Saturday 12:10 p.m.–12:55 p.m.

Why you should use Python 3 for text processing

David Mertz

Audience level:: Intermediate
Category:: Core Python (Language, Stdlib)

Description

Python is a great language for text processing. Each new version of Python--but especially the 3.x series--has enhanced this strength of the language. String (and byte) objects have grown some handy methods and some built-in functions have improved or been added. More importantly, refinements and additions have been made to the standard library to cover the most common tasks in text processing.

Abstract

This talk, by its nature, will be a somewhat impressionistic review of nice-to-have improvements to text processing that have come to python--in part in the long time frame since my book on the topic, but with an emphasis on 3.x features.

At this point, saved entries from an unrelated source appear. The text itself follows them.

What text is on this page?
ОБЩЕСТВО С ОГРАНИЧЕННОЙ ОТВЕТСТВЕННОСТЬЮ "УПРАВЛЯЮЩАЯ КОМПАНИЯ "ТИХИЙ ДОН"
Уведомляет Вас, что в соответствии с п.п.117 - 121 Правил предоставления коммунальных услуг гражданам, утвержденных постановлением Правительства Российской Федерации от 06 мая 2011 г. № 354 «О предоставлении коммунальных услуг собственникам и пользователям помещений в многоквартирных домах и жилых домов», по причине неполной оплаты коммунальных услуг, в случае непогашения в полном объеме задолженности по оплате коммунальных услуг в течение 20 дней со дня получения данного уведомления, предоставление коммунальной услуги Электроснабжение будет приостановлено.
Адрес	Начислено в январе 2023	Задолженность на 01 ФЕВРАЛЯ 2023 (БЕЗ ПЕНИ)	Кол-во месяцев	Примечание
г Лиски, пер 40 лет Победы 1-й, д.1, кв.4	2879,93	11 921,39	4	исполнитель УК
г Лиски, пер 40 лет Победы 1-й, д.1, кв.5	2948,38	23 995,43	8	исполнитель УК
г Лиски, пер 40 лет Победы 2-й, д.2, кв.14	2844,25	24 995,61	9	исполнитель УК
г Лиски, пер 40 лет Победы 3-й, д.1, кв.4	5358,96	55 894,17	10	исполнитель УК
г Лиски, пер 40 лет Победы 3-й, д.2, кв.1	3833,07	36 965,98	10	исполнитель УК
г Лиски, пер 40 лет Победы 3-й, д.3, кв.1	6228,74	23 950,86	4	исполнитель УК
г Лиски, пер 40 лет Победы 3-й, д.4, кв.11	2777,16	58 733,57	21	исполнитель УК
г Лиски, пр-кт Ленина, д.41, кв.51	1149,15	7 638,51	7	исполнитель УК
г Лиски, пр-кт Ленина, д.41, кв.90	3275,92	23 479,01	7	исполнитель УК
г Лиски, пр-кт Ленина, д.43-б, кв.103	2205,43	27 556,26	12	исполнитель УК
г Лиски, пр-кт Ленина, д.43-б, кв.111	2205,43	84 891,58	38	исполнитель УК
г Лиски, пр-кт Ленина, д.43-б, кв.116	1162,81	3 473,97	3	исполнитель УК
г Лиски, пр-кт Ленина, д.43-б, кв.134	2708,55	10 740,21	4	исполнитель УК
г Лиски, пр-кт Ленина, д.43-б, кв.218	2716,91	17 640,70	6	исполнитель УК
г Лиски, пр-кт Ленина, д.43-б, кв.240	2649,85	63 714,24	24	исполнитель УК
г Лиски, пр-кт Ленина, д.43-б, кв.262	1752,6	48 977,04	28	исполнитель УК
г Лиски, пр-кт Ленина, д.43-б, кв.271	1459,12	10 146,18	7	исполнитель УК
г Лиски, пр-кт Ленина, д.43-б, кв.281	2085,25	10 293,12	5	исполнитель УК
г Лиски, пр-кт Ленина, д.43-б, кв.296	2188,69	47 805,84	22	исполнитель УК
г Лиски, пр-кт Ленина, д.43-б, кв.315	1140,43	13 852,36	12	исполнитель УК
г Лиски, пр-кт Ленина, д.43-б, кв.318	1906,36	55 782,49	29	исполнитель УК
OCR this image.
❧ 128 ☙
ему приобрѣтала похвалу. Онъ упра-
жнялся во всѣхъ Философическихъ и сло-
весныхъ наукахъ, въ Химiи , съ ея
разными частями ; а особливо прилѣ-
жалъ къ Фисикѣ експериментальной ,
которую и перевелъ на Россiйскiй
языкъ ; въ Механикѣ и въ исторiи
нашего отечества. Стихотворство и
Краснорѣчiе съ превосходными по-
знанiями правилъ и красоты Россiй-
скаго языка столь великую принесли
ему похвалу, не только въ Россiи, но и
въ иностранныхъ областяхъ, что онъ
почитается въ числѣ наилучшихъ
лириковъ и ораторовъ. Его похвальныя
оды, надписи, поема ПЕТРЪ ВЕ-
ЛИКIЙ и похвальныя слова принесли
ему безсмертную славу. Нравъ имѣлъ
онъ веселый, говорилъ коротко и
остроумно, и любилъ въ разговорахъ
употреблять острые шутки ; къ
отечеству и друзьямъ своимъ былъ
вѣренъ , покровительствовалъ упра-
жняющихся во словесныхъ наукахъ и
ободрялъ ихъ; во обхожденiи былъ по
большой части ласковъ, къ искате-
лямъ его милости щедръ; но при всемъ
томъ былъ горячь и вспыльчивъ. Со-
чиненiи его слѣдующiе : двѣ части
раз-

Improvements to collections help with many things, but seem to come up particularly often as nice ways to do text processing tasks: e.g. namedtuple; Counter; OrderedDict; defaultdict.
Lots of improvements and rationalization of email package (mailbox too).
Unicode handling--sometimes an important aspect of text processing--remains unwieldy, but has at least entered the domain of "possible to do right" (usually).
Codecs improvements
Relatively old but continues to improve: textwrap.
ElementTree as standard library high-level option for XML handling (with various tweaks in 3.x version).
str.format(); technically back ported to 2.x also, but a good option that wasn't in historical python versions.
Miscellaneous improvements to datetime.
logging has become good enough that it should be a standard tool for logging (also backported generally).
hashlib
csv improvements.
Not only in 3.x, but json as a standard module is wonderful for serialization and data sharing.
Ancient but little known tip: use str.startswith([list,of,values]).